Back to school review activity

Here’s a quick one. It’s not very useful for anyone who’s already a week or more back to school, but for my colleagues who don’t go back until Labor Day, this might still be handy for you.

In years past, I would typically spend one of the first few days back to school having my returning students tell me about their vacation. Usually I would just ask questions to my level 2s, but then I had the problem of everyone who wasn’t that student totally tuning out. My Spanish 3s generally would have to write their story. The 4s would have to give a short verbal description and that was okay, but not great.

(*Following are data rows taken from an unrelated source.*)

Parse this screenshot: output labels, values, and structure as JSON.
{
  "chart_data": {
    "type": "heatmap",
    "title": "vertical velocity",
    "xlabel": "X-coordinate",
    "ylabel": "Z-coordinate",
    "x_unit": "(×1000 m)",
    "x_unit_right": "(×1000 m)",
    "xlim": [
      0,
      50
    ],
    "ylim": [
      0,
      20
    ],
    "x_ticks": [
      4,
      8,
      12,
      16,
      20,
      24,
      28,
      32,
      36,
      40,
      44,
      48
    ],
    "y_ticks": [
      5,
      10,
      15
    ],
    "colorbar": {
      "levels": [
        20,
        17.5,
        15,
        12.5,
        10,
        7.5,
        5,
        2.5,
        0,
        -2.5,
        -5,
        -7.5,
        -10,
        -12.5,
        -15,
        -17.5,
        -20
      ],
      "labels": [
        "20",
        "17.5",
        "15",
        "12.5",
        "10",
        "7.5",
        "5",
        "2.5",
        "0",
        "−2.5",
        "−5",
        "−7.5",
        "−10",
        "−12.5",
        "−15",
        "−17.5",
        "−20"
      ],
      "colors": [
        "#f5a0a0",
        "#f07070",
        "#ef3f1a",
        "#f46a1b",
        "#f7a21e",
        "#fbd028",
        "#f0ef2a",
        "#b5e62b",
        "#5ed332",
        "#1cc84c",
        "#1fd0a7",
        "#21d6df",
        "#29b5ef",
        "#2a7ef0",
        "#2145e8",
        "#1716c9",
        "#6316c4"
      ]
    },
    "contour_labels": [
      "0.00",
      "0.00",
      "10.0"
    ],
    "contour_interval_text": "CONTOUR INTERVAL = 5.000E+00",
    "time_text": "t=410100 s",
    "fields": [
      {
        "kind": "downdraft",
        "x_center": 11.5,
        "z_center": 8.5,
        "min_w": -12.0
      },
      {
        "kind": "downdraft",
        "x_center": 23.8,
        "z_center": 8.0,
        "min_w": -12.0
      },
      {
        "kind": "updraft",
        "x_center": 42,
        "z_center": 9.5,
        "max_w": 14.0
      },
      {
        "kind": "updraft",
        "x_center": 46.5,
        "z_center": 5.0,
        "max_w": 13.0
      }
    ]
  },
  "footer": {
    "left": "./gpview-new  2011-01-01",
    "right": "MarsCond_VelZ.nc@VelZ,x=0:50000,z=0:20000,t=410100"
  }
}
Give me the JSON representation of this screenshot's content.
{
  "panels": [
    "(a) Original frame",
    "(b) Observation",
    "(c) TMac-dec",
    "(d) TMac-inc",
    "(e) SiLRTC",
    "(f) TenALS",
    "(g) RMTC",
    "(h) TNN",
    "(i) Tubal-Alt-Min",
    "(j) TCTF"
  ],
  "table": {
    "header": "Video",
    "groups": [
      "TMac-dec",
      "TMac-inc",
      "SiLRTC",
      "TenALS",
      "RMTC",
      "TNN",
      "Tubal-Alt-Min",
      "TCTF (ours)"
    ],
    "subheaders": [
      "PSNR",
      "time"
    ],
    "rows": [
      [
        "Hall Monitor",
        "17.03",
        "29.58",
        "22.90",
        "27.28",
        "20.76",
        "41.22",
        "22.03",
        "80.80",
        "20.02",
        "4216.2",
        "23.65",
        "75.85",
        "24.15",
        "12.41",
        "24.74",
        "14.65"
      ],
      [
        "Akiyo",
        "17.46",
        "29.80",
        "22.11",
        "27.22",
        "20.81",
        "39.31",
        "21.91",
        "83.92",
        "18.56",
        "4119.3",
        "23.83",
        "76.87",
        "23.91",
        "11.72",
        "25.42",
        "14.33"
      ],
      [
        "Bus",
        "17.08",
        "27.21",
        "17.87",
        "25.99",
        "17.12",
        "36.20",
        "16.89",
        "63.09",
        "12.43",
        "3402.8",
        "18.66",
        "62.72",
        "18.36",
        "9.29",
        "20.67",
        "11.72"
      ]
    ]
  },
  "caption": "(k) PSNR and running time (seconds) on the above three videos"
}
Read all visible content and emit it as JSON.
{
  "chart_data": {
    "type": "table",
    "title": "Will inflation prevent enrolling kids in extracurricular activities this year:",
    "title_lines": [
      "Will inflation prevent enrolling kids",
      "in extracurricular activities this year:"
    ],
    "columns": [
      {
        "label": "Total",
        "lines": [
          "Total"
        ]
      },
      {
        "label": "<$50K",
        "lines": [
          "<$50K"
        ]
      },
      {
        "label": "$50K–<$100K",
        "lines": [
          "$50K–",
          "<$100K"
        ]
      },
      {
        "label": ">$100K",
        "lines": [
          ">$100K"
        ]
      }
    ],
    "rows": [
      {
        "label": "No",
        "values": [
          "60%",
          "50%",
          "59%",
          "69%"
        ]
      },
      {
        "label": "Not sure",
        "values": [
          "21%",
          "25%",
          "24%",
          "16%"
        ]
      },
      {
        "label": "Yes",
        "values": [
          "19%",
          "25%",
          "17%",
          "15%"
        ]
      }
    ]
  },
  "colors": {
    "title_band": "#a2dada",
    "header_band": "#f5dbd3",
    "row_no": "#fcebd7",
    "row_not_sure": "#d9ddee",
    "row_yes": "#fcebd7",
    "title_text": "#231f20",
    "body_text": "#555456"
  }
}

This year, I decided to do something different, and it was brilliant and worked exactly the way I wanted it to. Using Google Slideshow, I made a really basic slideshow with a student’s name on each slide, and the rest was blank. Then I posted it to Google Classroom and allowed everyone editing access. All they had to do was put one picture from their summer (or a stand-in from the internet) on the slide with their name. I previewed the slides before class and prepped some possible new vocabulary needed based on their pictures (feria/parque de atracciones/equipo were the most useful). Then the next day, I showed the slideshow and asked them questions about their picture.

Like I said, it was brilliant and perfect (except for the one kid who didn’t put a picture, of course, but that’s life). The visual gave something for everyone to reference as we talked, and it was COMPELLING because in many cases, other students in the class were in the pictures and wanted to hear about themselves, or added details to the story. I did the question-asking, because it kept our vocabulary in bounds and allowed me to prepare a vocab list ahead of time. Since I was asking the questions, I controlled whether we spoke in present tense or past tense as appropriate. It also gave tons of reps on question words.

This activity is definitely a keeper in my book. It was engaging, it was repetitive without being boring, and required about 3 minutes of prep on my end. If you’re not a Google school, you could easily modify it by sharing out a Google Slideshow through the kids’ school email and using that, you could have them each bring in a printed picture to show as you talk, or worst case scenario, have them draw something to represent their summer and go from there. Whatever works for you and your classroom.